One of the world’s oldest biological experiments has revealed the ways barley has adapted to changing environments and selective pressures.
University of California-Riverside researchers have uncovered how barley, a major crop, was shaped by agricultural pressures and its changing natural environment through one of the world’s oldest biological experiments, which began in 1929. The results, recently detailed in the American Association for the Advancement of Science, highlighted the significance of long-term studies in understanding adaptive evolution dynamics.
Barley, an important Neolithic crop, spread widely after domestication over 10,000 years ago, becoming a staple for humans and livestock across Europe, Asia and Northern Africa over just a few thousand generations. This rapid expansion exposed the plant to strong selective pressures, including artificial selection for desired traits and natural selection for adapting to diverse environments.

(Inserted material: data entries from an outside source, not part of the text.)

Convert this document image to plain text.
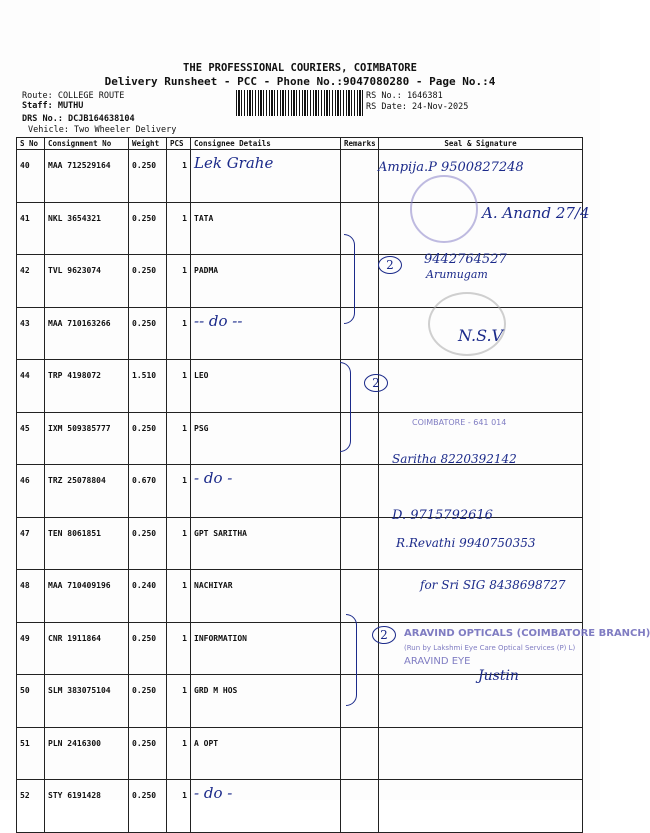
THE PROFESSIONAL COURIERS, COIMBATORE
Delivery Runsheet - PCC - Phone No.:9047080280 - Page No.:4
Route: COLLEGE ROUTE
Staff: MUTHU
DRS No.: DCJB164638104
Vehicle: Two Wheeler Delivery
RS No.: 1646381
RS Date: 24-Nov-2025
S No	Consignment No	Weight	PCS	Consignee Details	Remarks	Seal & Signature
40	MAA 712529164	0.250	1	Lek Grahe		
41	NKL 3654321	0.250	1	TATA		
42	TVL 9623074	0.250	1	PADMA		
43	MAA 710163266	0.250	1	-- do --		
44	TRP 4198072	1.510	1	LEO		
45	IXM 509385777	0.250	1	PSG		
46	TRZ 25078804	0.670	1	- do -		
47	TEN 8061851	0.250	1	GPT SARITHA		
48	MAA 710409196	0.240	1	NACHIYAR		
49	CNR 1911864	0.250	1	INFORMATION		
50	SLM 383075104	0.250	1	GRD M HOS		
51	PLN 2416300	0.250	1	A OPT		
52	STY 6191428	0.250	1	- do -		
2
2
2
COIMBATORE - 641 014
ARAVIND OPTICALS (COIMBATORE BRANCH)
(Run by Lakshmi Eye Care Optical Services (P) L)
ARAVIND EYE
Ampija.P 9500827248
A. Anand 27/4
9442764527
Arumugam
N.S.V
Saritha 8220392142
D. 9715792616
R.Revathi 9940750353
for Sri SIG 8438698727
Justin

Previous research on early barley cultivars identified some of the plant’s population genetic history and mapped genetic loci that contributed to its spread. However, understanding the speed and overall dynamics of these processes required direct observation. Jacob Landis and his University of California-Riverside colleagues leveraged the barley composite cross II (CCII), one of the world’s oldest and most long-term evolutionary experiments, to observe the process of local adaptation of barley over nearly a century.
CCII, a multigenerational common garden experiment, began in 1929 to adapt a genetically diverse population of 28 barley varieties to the environmental conditions of Davis, California. Although the experiment started with thousands of genotypes, Landis et al. demonstrated that natural selection drastically reduced this diversity, leading to the dominance of a single clonal lineage by generation 50. This successful lineage primarily composed of alleles originating from Mediterranean-like environments, like that of Davis.
The findings revealed that genes targeted by selection indicated a major role for climate during adaptation, including strong selection on reproductive timing. Landis wrote, “We found considerable evidence that local adaption dominates evolution in this experiment. However, despite early, rapid gains in yield in CCII, the evolutionary breeding approach failed to keep pace with the gains observed from pedigree-based breeding methods. Understanding why the most competitive genotypes produced during local adaptation are not necessarily the highest yielding will be of great interest in the future.”